THE family of a young Irish charity worker killed in Zanzibar have travelled to the island to attend the trial of the man charged with his killing.
Robert Stringer, 26, from Newcastle, Co Wicklow, was found dead in August 2009 on a beach in Zanzibar, an island in the Indian Ocean 25 miles off Tanzania. He had suffered head injuries and had also been mugged.
A local taxi driver, who had been driving Stringer around the island, has been charged with his killing. Othman Hamed Khamis, a Zanzibar local, is due to stand trial tomorrow. It is understood police believe he had two accomplices who have since fled the island.
A signal from Stringer's mobile phone, which was stolen in the mugging along with his shoes and money, was picked up in South Africa shortly after his death. Because of the lack of a reliable public transport system in Zanzibar, tourists to the island tend to hire taxi drivers to travel around.
The charity worker's parents, Keith and Josephine, as well as his two younger brothers, Peter, 26, and Graham, 24, are in Zanzibar awaiting Khamis's trial.

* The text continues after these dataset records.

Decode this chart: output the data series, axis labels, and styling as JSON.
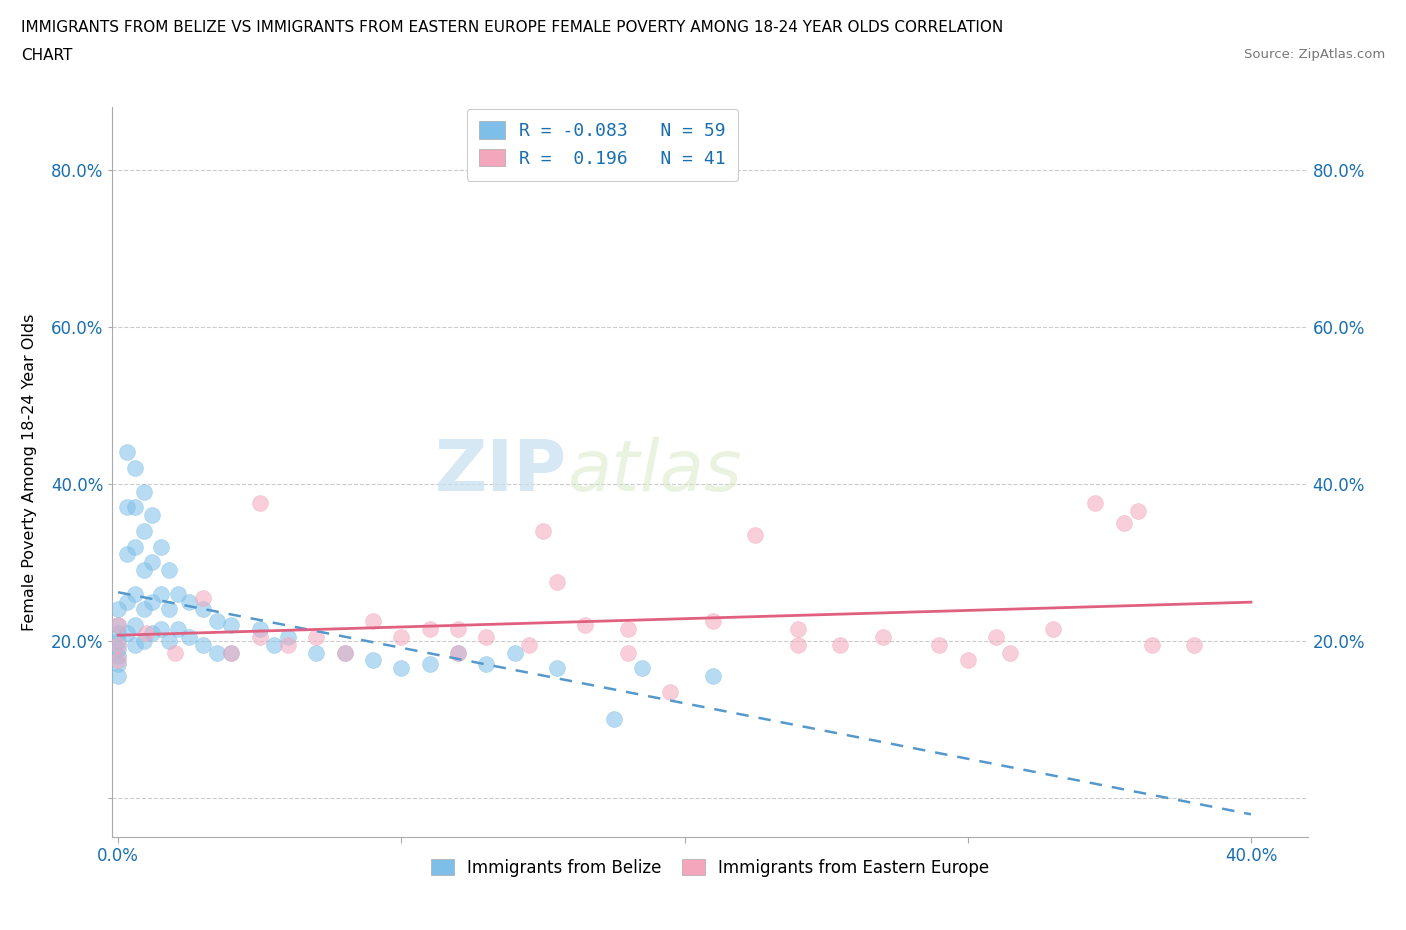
{
  "title_line1": "IMMIGRANTS FROM BELIZE VS IMMIGRANTS FROM EASTERN EUROPE FEMALE POVERTY AMONG 18-24 YEAR OLDS CORRELATION",
  "title_line2": "CHART",
  "source": "Source: ZipAtlas.com",
  "ylabel": "Female Poverty Among 18-24 Year Olds",
  "xlim": [
    -0.002,
    0.42
  ],
  "ylim": [
    -0.05,
    0.88
  ],
  "xtick_positions": [
    0.0,
    0.1,
    0.2,
    0.3,
    0.4
  ],
  "xticklabels": [
    "0.0%",
    "",
    "",
    "",
    "40.0%"
  ],
  "ytick_positions": [
    0.0,
    0.2,
    0.4,
    0.6,
    0.8
  ],
  "yticklabels": [
    "",
    "20.0%",
    "40.0%",
    "60.0%",
    "80.0%"
  ],
  "belize_color": "#7dbfe8",
  "eastern_europe_color": "#f4a7bc",
  "belize_line_color": "#5599cc",
  "eastern_europe_line_color": "#e06080",
  "legend_R_color": "#1a6faf",
  "belize_R": -0.083,
  "belize_N": 59,
  "eastern_europe_R": 0.196,
  "eastern_europe_N": 41,
  "belize_x": [
    0.0,
    0.0,
    0.0,
    0.0,
    0.0,
    0.0,
    0.0,
    0.0,
    0.003,
    0.003,
    0.003,
    0.003,
    0.003,
    0.006,
    0.006,
    0.006,
    0.006,
    0.006,
    0.006,
    0.009,
    0.009,
    0.009,
    0.009,
    0.009,
    0.012,
    0.012,
    0.012,
    0.012,
    0.015,
    0.015,
    0.015,
    0.018,
    0.018,
    0.018,
    0.021,
    0.021,
    0.025,
    0.025,
    0.03,
    0.03,
    0.035,
    0.035,
    0.04,
    0.04,
    0.05,
    0.055,
    0.06,
    0.07,
    0.08,
    0.09,
    0.1,
    0.11,
    0.12,
    0.13,
    0.14,
    0.155,
    0.175,
    0.185,
    0.21
  ],
  "belize_y": [
    0.24,
    0.22,
    0.21,
    0.2,
    0.19,
    0.18,
    0.17,
    0.155,
    0.44,
    0.37,
    0.31,
    0.25,
    0.21,
    0.42,
    0.37,
    0.32,
    0.26,
    0.22,
    0.195,
    0.39,
    0.34,
    0.29,
    0.24,
    0.2,
    0.36,
    0.3,
    0.25,
    0.21,
    0.32,
    0.26,
    0.215,
    0.29,
    0.24,
    0.2,
    0.26,
    0.215,
    0.25,
    0.205,
    0.24,
    0.195,
    0.225,
    0.185,
    0.22,
    0.185,
    0.215,
    0.195,
    0.205,
    0.185,
    0.185,
    0.175,
    0.165,
    0.17,
    0.185,
    0.17,
    0.185,
    0.165,
    0.1,
    0.165,
    0.155
  ],
  "eastern_europe_x": [
    0.0,
    0.0,
    0.0,
    0.01,
    0.02,
    0.03,
    0.04,
    0.05,
    0.06,
    0.07,
    0.08,
    0.09,
    0.1,
    0.11,
    0.12,
    0.13,
    0.145,
    0.155,
    0.165,
    0.18,
    0.195,
    0.21,
    0.225,
    0.24,
    0.255,
    0.27,
    0.29,
    0.31,
    0.315,
    0.33,
    0.345,
    0.355,
    0.365,
    0.12,
    0.18,
    0.24,
    0.3,
    0.36,
    0.05,
    0.15,
    0.38
  ],
  "eastern_europe_y": [
    0.22,
    0.195,
    0.175,
    0.21,
    0.185,
    0.255,
    0.185,
    0.375,
    0.195,
    0.205,
    0.185,
    0.225,
    0.205,
    0.215,
    0.215,
    0.205,
    0.195,
    0.275,
    0.22,
    0.215,
    0.135,
    0.225,
    0.335,
    0.215,
    0.195,
    0.205,
    0.195,
    0.205,
    0.185,
    0.215,
    0.375,
    0.35,
    0.195,
    0.185,
    0.185,
    0.195,
    0.175,
    0.365,
    0.205,
    0.34,
    0.195
  ]
}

"Robert had the biggest heart of anyone you could ever meet. He just wanted to help people and give something back. The reason he had travelled to Zanzibar was to try and arrange a local music festival and some of his friends from Ireland were going to travel over to help him," his aunt Frances Stephenson told the Sunday Tribune. "He was a very special guy. If you met him you would remember him."
Stringer was a qualified engineer but his real passion was music and event management. He had completed a five-week volunteer mission in Tanzania with the charity Camara, which donates second-hand computers to African countries.
The organisation takes in second-hand computers that have been discarded by Irish organisations, businesses and individuals, refurbishes them and sends them to schools and colleges in sub-Saharan Africa.
The family were only informed about Khamis's trial a week ago and rushed out to Zanzibar as soon as they could. Khamis was arrested within days of Stringer's death almost a year-and-a-half ago.
"There has been a lot of delay and uncertainly over the progression of court proceedings, which has been very hard for the family," said Stephenson. "Most of all, they just don't want another family to go through their pain of being unsure of what's going on."